1987 wurde dann Microsoft 2.0 mit ersten Desktop-Symbolen und einem weiteren Speicher veröffentlicht. Die Grafikunterstützung konnte verbessert werden und nun fortan konnten Nutzer Fenster überlappend anordnen. Auch das Bildschirmlayout konnte gesteuert werden und die Verwendung von Tastenkombinationen war erstmals möglich, was die Arbeit um einiges erleichterte. Das zweite Windows wurde für den Intel 286-Prozessor entwickelt.

1990 wird Windows 3.0 veröffentlicht. Darauf folgt 1992 Windows 3.1. Beide Betriebssysteme werden in den ersten zwei Jahren rund zehn Millionen Mal verkauft. Ob sofort gab es eine erhöhte Leistung, weitere Grafikoptionen mit 16 Farben veränderte Symbole. Die Oberfläche wurde mit Icons im 3D Look versehen und es gab neue Programme. Darunter die heutigen Kultspiele Solitaire, Hearts und Minesweeper. Hardwarehersteller statten seit diesem Zeitpunkt ihre Rechner direkt vom Werk mit Windows aus.

Mit Windows 95 erreichte Windows 1995 die Wohnzimmer. Als einer der wichtigsten Themen galt zu dieser Zeit das Internet. Fortan wurde alles an die Entwicklung der Kommunikationsfunktionen gesetzt, angefangen mit dem elektronischen Nachrichtenaustausch (die E-Mail).  Mit Windows 95 konnten erstmals mehrere Programme gleichzeitig ausgewählt werden.  Während der Laufzeit von Windows 95 erschien Internet Explorer, was das Surfen im Netz ermöglichte. Durch die Erweiterung auf 32 Bit, gab es auch längere Dateinamen. Außerdem wurden das Startmenü, die Taskleiste sowie die Minimieren-, Maximieren-, und Schließen-Schaltflächen eingeführt. Trotz, dass Windows 95 als eigenständiges Betriebssystem galt, benötigte es die DOS-Technologien.

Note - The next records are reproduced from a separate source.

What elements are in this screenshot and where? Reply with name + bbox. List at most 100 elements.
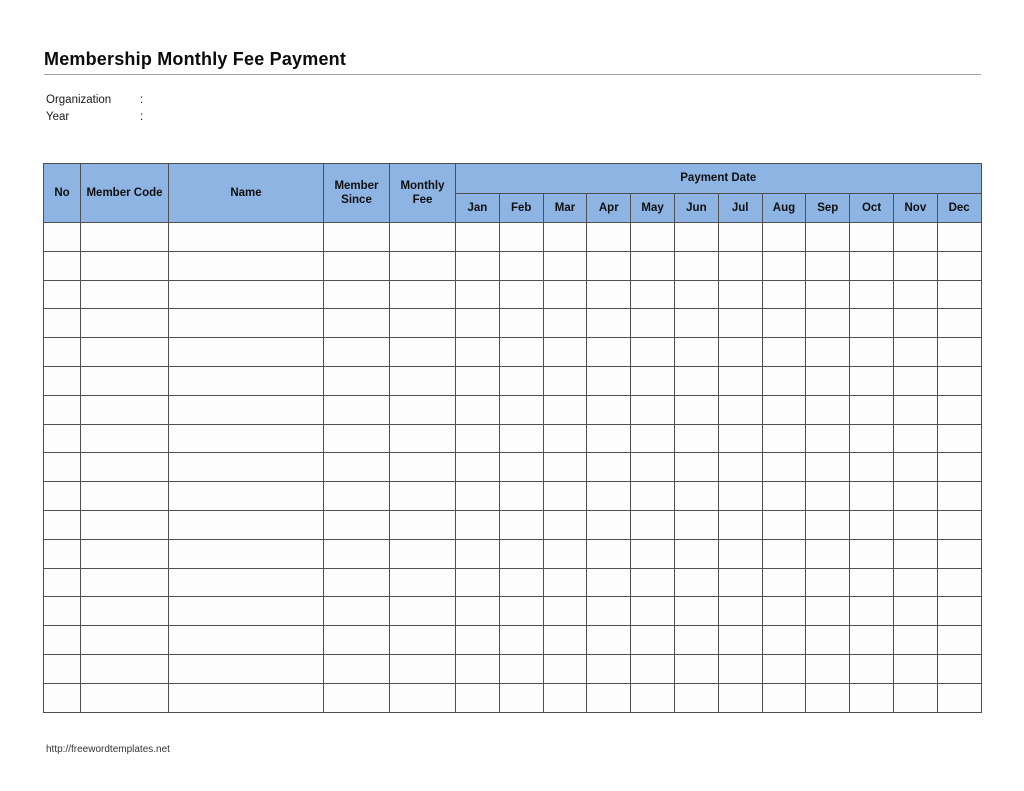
cell-dec[interactable] [936,509,982,540]
cell-monthly-fee[interactable] [389,279,456,310]
cell-jul[interactable] [717,423,763,454]
cell-dec[interactable] [936,337,982,367]
cell-jan[interactable] [455,279,500,310]
cell-nov[interactable] [892,423,938,454]
cell-aug[interactable] [761,538,807,569]
cell-jun[interactable] [673,682,719,713]
cell-mar[interactable] [542,567,588,598]
cell-mar[interactable] [542,509,588,540]
cell-jul[interactable] [717,682,763,713]
cell-aug[interactable] [761,308,807,339]
cell-no[interactable] [43,423,81,454]
cell-monthly-fee[interactable] [389,625,456,655]
cell-no[interactable] [43,682,81,713]
cell-jun[interactable] [673,452,719,483]
cell-jul[interactable] [717,625,763,655]
cell-no[interactable] [43,653,81,684]
cell-apr[interactable] [586,279,632,310]
cell-jan[interactable] [455,538,500,569]
cell-aug[interactable] [761,596,807,627]
cell-jan[interactable] [455,625,500,655]
cell-aug[interactable] [761,682,807,713]
cell-nov[interactable] [892,365,938,396]
cell-may[interactable] [630,538,675,569]
cell-apr[interactable] [586,509,632,540]
cell-no[interactable] [43,481,81,511]
cell-mar[interactable] [542,625,588,655]
cell-apr[interactable] [586,596,632,627]
cell-name[interactable] [168,394,324,425]
cell-feb[interactable] [498,394,544,425]
cell-no[interactable] [43,250,81,281]
cell-nov[interactable] [892,481,938,511]
cell-sep[interactable] [805,337,851,367]
cell-feb[interactable] [498,538,544,569]
cell-jan[interactable] [455,682,500,713]
cell-monthly-fee[interactable] [389,394,456,425]
cell-sep[interactable] [805,481,851,511]
cell-apr[interactable] [586,423,632,454]
cell-apr[interactable] [586,308,632,339]
cell-name[interactable] [168,365,324,396]
cell-dec[interactable] [936,394,982,425]
cell-oct[interactable] [849,653,894,684]
cell-may[interactable] [630,423,675,454]
cell-oct[interactable] [849,481,894,511]
cell-no[interactable] [43,538,81,569]
cell-monthly-fee[interactable] [389,222,456,252]
cell-mar[interactable] [542,337,588,367]
cell-feb[interactable] [498,481,544,511]
cell-dec[interactable] [936,481,982,511]
cell-member-code[interactable] [80,365,169,396]
cell-no[interactable] [43,337,81,367]
cell-apr[interactable] [586,222,632,252]
cell-jun[interactable] [673,538,719,569]
cell-feb[interactable] [498,596,544,627]
cell-monthly-fee[interactable] [389,452,456,483]
cell-may[interactable] [630,625,675,655]
cell-nov[interactable] [892,394,938,425]
cell-feb[interactable] [498,308,544,339]
cell-member-since[interactable] [323,279,390,310]
cell-sep[interactable] [805,452,851,483]
cell-nov[interactable] [892,567,938,598]
cell-feb[interactable] [498,423,544,454]
cell-jan[interactable] [455,567,500,598]
cell-jan[interactable] [455,394,500,425]
cell-monthly-fee[interactable] [389,596,456,627]
cell-may[interactable] [630,394,675,425]
cell-oct[interactable] [849,250,894,281]
cell-member-code[interactable] [80,222,169,252]
cell-jan[interactable] [455,481,500,511]
cell-mar[interactable] [542,308,588,339]
cell-member-code[interactable] [80,509,169,540]
cell-jan[interactable] [455,509,500,540]
cell-member-code[interactable] [80,682,169,713]
cell-oct[interactable] [849,423,894,454]
cell-member-code[interactable] [80,308,169,339]
cell-name[interactable] [168,222,324,252]
cell-sep[interactable] [805,682,851,713]
cell-may[interactable] [630,250,675,281]
cell-apr[interactable] [586,337,632,367]
cell-jul[interactable] [717,250,763,281]
cell-aug[interactable] [761,423,807,454]
cell-nov[interactable] [892,653,938,684]
cell-oct[interactable] [849,567,894,598]
cell-member-code[interactable] [80,481,169,511]
cell-member-since[interactable] [323,394,390,425]
cell-may[interactable] [630,222,675,252]
cell-aug[interactable] [761,394,807,425]
cell-name[interactable] [168,596,324,627]
cell-monthly-fee[interactable] [389,308,456,339]
cell-jun[interactable] [673,250,719,281]
cell-mar[interactable] [542,481,588,511]
cell-oct[interactable] [849,596,894,627]
cell-apr[interactable] [586,538,632,569]
cell-oct[interactable] [849,222,894,252]
cell-member-code[interactable] [80,653,169,684]
cell-nov[interactable] [892,596,938,627]
cell-no[interactable] [43,567,81,598]
cell-jun[interactable] [673,596,719,627]
cell-may[interactable] [630,279,675,310]
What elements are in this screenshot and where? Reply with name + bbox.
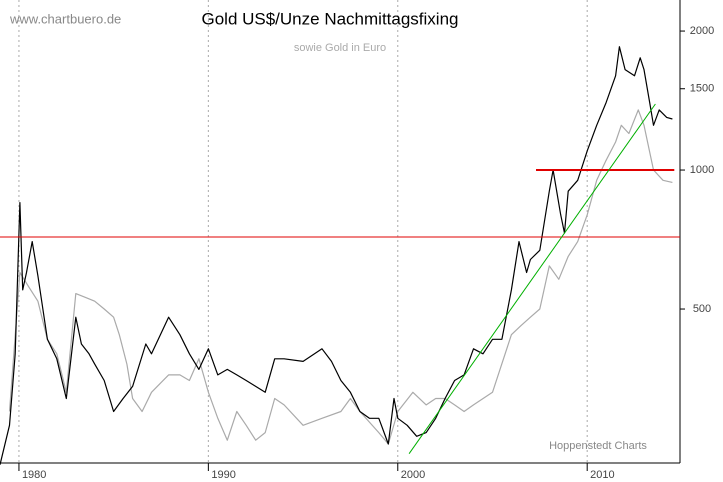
- source: www.chartbuero.de: [9, 11, 121, 26]
- x-tick-label: 2000: [401, 469, 425, 481]
- credit: Hoppenstedt Charts: [549, 440, 647, 452]
- y-tick-label: 2000: [690, 25, 714, 37]
- series-line: [0, 46, 673, 465]
- subtitle: sowie Gold in Euro: [294, 42, 386, 54]
- y-tick-label: 1000: [690, 164, 714, 176]
- x-tick-label: 1980: [22, 469, 46, 481]
- x-tick-label: 1990: [211, 469, 235, 481]
- x-tick-label: 2010: [590, 469, 614, 481]
- reference-line: [408, 103, 656, 454]
- chart-title: Gold US$/Unze Nachmittagsfixing: [201, 9, 458, 28]
- y-tick-label: 1500: [690, 83, 714, 95]
- series-line: [8, 109, 673, 445]
- y-tick-label: 500: [693, 303, 711, 315]
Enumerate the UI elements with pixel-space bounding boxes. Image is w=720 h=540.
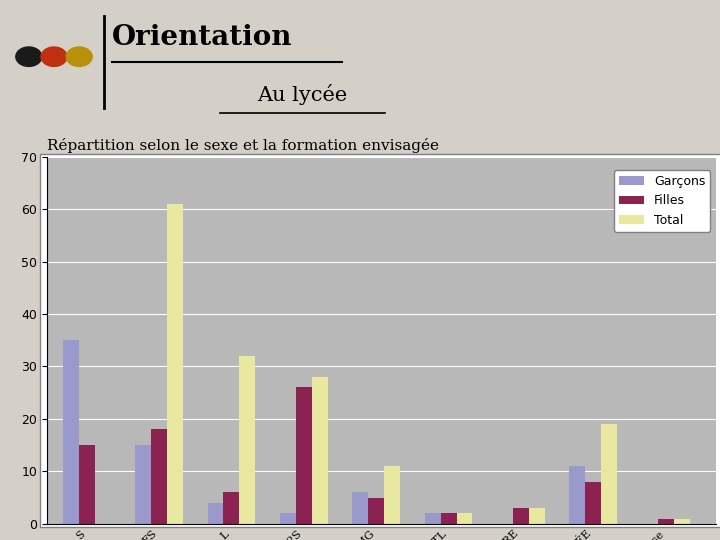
Text: Orientation: Orientation <box>112 24 292 51</box>
Bar <box>296 387 312 524</box>
Text: Au lycée: Au lycée <box>257 84 348 105</box>
Bar <box>456 514 472 524</box>
Bar <box>280 514 296 524</box>
Bar <box>529 508 545 524</box>
Bar <box>223 492 239 524</box>
Bar <box>585 482 601 524</box>
Text: Répartition selon le sexe et la formation envisagée: Répartition selon le sexe et la formatio… <box>47 138 438 153</box>
Bar <box>167 204 183 524</box>
Bar <box>658 518 674 524</box>
Bar <box>352 492 368 524</box>
Bar <box>441 514 456 524</box>
Legend: Garçons, Filles, Total: Garçons, Filles, Total <box>613 170 710 232</box>
Bar <box>207 503 223 524</box>
Bar <box>384 466 400 524</box>
Bar <box>63 340 78 524</box>
Bar <box>425 514 441 524</box>
Bar <box>78 445 94 524</box>
Bar <box>674 518 690 524</box>
Bar <box>239 356 256 524</box>
Bar <box>135 445 151 524</box>
Bar <box>570 466 585 524</box>
Bar <box>601 424 617 524</box>
Bar <box>513 508 529 524</box>
Bar <box>312 377 328 524</box>
Bar <box>151 429 167 524</box>
Bar <box>368 497 384 524</box>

1998 brachte Microsoft Windows 98 heraus. Der Nachfolger vereinfachte den Zugang ins Internet und konnte DVDs lesen und schreiben und die automatische Hardwareerkennung wurde eingeführt. Windows verabschiedete sich ebenfalls von der Diskette und setzte erstmalig auf die CD-ROM. Windows 98 ist das letzte Betriebssystem, das auf MS-OS basiert.

In den kommenden Jahren folgten Windows 2000, ME, XP, Vista, 7, 8 und 10.